Gottlieb Biedermann ist ein Rechtschaffender. So zumindest meint er. Schließlich ist er anständig, verdient sein Geld redlich und, und das will ihm erst einmal jemand nachmachen, nimmt sogar einen Obdachlosen auf. Nun gut, dieser nistet sich eher aufdringlich frech und unwillkommen bei ihm ein. Er hat kein Geld, aber dafür eine große Klappe; und Überzeugungskraft. Ein polemischer selbstverliebter Wichtigtuer mit übersteigertem Selbstbewusstsein. Ein problematisches Gegenüber für Herrn Biedermann. Der lässt sich beschwatzen, nimmt ihn auf und bewirtet ihn. Zwar ist ihm nicht wohl dabei. Vielmehr sucht er den Weg des geringsten Übels. Denn sich mit so einem kräftig muskulären wie latent aggressiven Straßenkämpfer anzulegen, scheint ihm nicht ratsam. Schon allein um die eigene Haut zu retten.

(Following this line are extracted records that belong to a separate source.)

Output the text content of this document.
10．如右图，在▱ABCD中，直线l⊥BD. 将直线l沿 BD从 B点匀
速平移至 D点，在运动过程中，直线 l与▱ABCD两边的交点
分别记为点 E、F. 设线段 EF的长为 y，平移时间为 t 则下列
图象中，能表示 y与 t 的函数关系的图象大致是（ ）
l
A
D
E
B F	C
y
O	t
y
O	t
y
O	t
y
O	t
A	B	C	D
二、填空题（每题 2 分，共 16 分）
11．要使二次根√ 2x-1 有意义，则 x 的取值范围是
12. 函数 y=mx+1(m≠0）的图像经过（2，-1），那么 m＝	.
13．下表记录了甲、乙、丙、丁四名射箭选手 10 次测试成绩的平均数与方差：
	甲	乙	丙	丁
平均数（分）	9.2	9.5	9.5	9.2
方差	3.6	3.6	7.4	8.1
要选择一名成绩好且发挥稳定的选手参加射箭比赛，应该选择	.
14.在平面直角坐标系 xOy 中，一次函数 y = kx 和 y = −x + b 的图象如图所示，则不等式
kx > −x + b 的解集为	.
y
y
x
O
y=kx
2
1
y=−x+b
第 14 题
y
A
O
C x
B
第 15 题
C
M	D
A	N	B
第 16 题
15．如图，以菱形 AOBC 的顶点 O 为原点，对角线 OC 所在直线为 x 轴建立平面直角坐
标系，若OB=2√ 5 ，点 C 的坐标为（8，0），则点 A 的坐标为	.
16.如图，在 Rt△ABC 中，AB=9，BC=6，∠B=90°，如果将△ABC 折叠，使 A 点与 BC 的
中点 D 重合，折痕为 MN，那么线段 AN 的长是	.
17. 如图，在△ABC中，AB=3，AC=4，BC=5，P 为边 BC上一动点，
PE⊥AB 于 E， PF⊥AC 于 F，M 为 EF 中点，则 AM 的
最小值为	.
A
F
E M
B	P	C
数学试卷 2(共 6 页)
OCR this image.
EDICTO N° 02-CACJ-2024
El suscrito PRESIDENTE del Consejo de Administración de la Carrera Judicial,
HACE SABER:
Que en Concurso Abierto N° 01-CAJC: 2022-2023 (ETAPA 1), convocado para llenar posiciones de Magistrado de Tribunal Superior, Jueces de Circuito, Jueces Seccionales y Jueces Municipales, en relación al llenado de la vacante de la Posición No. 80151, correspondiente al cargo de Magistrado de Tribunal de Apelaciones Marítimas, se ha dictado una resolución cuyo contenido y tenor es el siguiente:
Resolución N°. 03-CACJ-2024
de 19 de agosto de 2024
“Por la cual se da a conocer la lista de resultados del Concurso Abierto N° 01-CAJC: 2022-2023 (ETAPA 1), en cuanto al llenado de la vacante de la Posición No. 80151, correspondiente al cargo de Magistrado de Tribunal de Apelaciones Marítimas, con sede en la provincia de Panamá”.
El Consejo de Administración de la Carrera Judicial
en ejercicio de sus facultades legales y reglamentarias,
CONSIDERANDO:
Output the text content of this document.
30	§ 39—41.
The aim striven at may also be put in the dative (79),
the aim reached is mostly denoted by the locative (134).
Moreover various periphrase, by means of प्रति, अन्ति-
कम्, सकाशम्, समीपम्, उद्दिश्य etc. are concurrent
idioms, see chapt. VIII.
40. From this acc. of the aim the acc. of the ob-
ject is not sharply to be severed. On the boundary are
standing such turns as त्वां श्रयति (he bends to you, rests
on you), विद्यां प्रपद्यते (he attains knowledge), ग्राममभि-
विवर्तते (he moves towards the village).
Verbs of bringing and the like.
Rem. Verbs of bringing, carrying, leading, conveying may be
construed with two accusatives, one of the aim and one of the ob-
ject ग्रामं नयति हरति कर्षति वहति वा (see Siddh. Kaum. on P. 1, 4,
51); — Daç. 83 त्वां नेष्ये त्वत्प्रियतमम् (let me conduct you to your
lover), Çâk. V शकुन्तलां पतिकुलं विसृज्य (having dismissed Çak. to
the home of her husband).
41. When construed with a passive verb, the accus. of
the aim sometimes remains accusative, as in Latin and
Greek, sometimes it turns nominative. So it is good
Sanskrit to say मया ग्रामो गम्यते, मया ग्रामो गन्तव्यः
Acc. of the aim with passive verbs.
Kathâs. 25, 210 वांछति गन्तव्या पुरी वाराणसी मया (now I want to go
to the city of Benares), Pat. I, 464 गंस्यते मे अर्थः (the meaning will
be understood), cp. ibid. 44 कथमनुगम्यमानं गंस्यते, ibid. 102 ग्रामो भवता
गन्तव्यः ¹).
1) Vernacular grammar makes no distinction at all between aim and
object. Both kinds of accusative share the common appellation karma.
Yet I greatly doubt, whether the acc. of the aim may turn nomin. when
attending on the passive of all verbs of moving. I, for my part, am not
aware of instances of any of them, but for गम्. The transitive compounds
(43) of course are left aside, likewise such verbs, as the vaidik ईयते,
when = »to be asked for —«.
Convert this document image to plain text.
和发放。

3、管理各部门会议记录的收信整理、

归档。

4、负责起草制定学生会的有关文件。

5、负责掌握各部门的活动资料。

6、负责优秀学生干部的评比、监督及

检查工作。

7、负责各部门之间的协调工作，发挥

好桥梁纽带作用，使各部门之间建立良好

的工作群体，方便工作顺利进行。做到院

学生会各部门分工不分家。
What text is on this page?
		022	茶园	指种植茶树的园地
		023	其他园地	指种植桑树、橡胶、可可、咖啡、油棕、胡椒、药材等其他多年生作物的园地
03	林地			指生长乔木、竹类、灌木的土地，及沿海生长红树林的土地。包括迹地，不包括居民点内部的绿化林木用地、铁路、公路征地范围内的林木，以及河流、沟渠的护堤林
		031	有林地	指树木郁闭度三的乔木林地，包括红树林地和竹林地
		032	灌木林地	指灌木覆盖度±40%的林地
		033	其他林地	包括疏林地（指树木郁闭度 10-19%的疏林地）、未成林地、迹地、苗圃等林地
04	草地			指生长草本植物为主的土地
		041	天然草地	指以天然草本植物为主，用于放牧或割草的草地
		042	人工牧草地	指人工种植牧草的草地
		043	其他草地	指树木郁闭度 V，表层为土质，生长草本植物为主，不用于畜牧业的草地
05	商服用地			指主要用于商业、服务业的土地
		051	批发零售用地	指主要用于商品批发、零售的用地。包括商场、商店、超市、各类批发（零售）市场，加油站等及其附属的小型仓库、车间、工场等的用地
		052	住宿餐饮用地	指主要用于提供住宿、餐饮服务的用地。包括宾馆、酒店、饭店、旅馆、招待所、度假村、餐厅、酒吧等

Jeder ist sich selbst der Nächste

Was bedeutet da schon Überzeugung? Kühlen Kopf bewahren, hält Gottlieb für klug. Nächstenliebe ist es nicht. Mehr die Liebe zu sich selbst. Was kümmert einen der Rest. Ihn interessiert die Welt vor seiner Haustür nicht. Zwar geht der Feuerteufel in der Stadt umher und alle fürchten, ihr Haus könnte das nächste brennende sein, aber Gottlieb Biedermann bleibt gelassen. Noch hat er doch alles unter Kontrolle mit seinem freundlich solidarischen Verhalten.

Ignoranz als Schutzschild, die Tat ohne Verantwortung. Es wird schon alles gutgehen. Was kann der Einzelne schon tun? Das kommt einem bekannt vor. Wegsehen und Raushalten ein weit verbreitetes Phänomen. Da sollte man mal dran rütteln, meint Rainer Ortmann. Gerade im Hinblick auf den Rechtsruck in unserer Gesellschaft. So wählt er bewusst dies Lehrstück ohne Lehre, setzt der subtilen Parabel on top auch formal gestreng die Klarheit auf. Hier gibt es keinen Weg rundherum: Der systematische Selbstbetrug führt unweigerlich in die Katastrophe. Jeder kann es sehen; mag sich die Haare raufen. Kaum kann man es ertragen, wie naiv, engstirnig, extrem verbohrt Herr Biedermann durchs Werk wandelt. Im Theater fast eine Qual. In der Welt seltsamerweise fast alltäglich.

Der Ignorant als Mittäter

Das schafft die Inszenierung in ein absonderliches Licht zu setzen. Ohne Tamtam. Wir sind im Nirgendwo und Überall. Das ist das Faszinosum dieses Werkes. Und das Erschreckende zugleich. Reinar Ortmann setzt den Gedanken von Max Frisch noch die Kappe auf: Den Chor der Feuerwehrleute, der Gottlieb Biedermann fortwährend und vehement warnt, ersetzt er durch einen Chor der Brandstifter selbst, als self-fulfilling prophecy.

Die Ewigkeit steht da. Genug Zeit zu reagieren. Warnungen, wohin man sieht. Und Zeitzeugen. Nichts ist zu übersehen. Noch nicht mal die ruinöse Dummheit. Schon daher will man sich abdrehen. Fässer rollen im Keller. Hin und her. Lange. Sonst nichts. So blind kann man nicht sein. Herr Biedermann schon. Bis die Häuser brennen. Die rundherum. Und schließlich alle.